GCI is required to respond to the petition by March 15. The FCC will then make an initial ruling, which could come as early as March 22, MacLeod said. If the commission approves the petition the process could go on for more than half a year.
General Communications Inc. announced in November 2012 its intent to purchase two low-power NBC stations in Southeast Alaska, Juneau’s KATH-TV and KSCT-TV Sitka, from North Star Television Network. Dan Etulain established KATH in 1998. A majority of Alaska’s over-the-air broadcasters petitioned the FCC to either prevent GCI’s acquisition or to impose conditions on GCI’s purchase to prevent the telecom and cable company from monopolizing Alaska’s cable service and airwaves.Currently KTUU provides Juneau its NBC broadcast feed.
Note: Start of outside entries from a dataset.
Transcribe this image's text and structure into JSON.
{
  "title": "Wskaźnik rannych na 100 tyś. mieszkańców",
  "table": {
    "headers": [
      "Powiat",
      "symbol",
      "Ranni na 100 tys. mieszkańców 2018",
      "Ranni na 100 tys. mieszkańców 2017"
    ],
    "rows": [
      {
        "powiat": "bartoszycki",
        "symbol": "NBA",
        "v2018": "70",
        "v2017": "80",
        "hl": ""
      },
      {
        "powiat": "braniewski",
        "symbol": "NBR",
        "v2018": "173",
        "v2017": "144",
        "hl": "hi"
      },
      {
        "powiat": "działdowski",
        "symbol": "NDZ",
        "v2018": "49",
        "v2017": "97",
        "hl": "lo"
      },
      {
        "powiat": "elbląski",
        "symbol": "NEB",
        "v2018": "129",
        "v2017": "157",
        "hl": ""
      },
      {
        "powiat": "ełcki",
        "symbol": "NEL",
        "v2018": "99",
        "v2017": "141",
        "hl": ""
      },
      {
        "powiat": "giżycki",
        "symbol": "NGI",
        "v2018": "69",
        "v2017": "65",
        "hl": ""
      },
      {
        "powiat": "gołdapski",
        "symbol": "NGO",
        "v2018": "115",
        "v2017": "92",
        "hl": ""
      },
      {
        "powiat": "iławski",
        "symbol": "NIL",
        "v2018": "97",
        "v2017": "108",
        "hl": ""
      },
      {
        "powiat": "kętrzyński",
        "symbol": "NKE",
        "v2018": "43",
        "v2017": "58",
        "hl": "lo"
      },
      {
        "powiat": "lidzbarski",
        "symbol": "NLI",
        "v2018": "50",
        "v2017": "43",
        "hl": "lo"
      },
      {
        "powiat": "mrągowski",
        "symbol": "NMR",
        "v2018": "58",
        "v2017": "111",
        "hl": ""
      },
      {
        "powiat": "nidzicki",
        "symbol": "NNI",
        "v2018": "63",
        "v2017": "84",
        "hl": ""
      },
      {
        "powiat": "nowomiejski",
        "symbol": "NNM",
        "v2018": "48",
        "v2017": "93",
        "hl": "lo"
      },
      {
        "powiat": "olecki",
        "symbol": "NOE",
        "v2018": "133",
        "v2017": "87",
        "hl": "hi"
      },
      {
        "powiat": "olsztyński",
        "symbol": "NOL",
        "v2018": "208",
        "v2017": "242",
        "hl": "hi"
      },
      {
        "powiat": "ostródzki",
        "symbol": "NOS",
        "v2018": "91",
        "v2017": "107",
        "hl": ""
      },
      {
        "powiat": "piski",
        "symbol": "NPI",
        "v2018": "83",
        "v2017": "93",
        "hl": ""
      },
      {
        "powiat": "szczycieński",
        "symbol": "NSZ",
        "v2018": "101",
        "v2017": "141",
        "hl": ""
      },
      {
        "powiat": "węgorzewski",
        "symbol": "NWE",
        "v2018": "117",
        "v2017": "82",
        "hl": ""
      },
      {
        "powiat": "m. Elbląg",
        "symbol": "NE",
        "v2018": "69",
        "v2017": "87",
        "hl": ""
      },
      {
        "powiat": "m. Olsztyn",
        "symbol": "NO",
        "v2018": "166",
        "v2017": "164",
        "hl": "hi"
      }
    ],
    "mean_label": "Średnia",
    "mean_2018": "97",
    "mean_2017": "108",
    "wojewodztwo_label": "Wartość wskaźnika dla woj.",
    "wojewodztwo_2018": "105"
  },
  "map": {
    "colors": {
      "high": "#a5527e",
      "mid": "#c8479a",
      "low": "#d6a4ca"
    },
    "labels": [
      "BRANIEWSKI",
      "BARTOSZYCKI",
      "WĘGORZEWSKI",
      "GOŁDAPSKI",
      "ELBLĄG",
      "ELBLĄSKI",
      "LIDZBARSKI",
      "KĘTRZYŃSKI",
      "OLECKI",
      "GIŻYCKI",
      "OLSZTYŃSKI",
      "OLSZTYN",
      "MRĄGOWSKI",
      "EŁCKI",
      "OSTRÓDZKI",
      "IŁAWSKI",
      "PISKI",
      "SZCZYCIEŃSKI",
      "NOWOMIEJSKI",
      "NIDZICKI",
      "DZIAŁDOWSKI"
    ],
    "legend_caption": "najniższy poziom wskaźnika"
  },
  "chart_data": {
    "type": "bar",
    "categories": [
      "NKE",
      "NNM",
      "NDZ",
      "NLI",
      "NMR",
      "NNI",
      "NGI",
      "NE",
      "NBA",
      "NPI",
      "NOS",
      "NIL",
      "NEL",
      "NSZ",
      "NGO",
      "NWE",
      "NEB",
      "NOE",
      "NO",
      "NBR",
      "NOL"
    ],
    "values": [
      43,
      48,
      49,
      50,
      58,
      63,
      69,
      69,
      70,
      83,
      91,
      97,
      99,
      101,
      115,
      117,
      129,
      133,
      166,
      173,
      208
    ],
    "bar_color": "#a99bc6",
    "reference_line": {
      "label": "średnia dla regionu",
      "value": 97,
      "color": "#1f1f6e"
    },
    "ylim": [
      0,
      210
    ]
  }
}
“Who does a good job of news on television,” Egan asked. “KTUU they are the only ones. That worries me.”
Egan said the FCC could help clear the fog of rumors and questions about the acquisition if it held a hearing. He said constituents from around his district have voiced concern.
“I don’t think enough information is given out,” Egan said. “Let over the air television stations that are going to be affected to testify. What could that hurt?”
Juneau’s television viewers will still have choice in their programming “and we believe they are intelligent enough to switch channels if they don’t like what they are viewing,” GCI spokesperson David Morris said.
Concerns that Juneau and the Southeast region might suffer reduced quality of programming if GCI purchases KATH and KSCT are unfounded, Morris said.
GCI has released its response to the broadcasters’ FCC petition to deny. Alaska “suffers from a stunning lack of broadcast competition, local news diversity, and technological innovation,” according to GCI’s response. “GCI will invest heavily in local programming, more than doubling KTVA’s news offerings, hiring dozens of full-time news employees, and launching Alaska’s first high-definition local news.”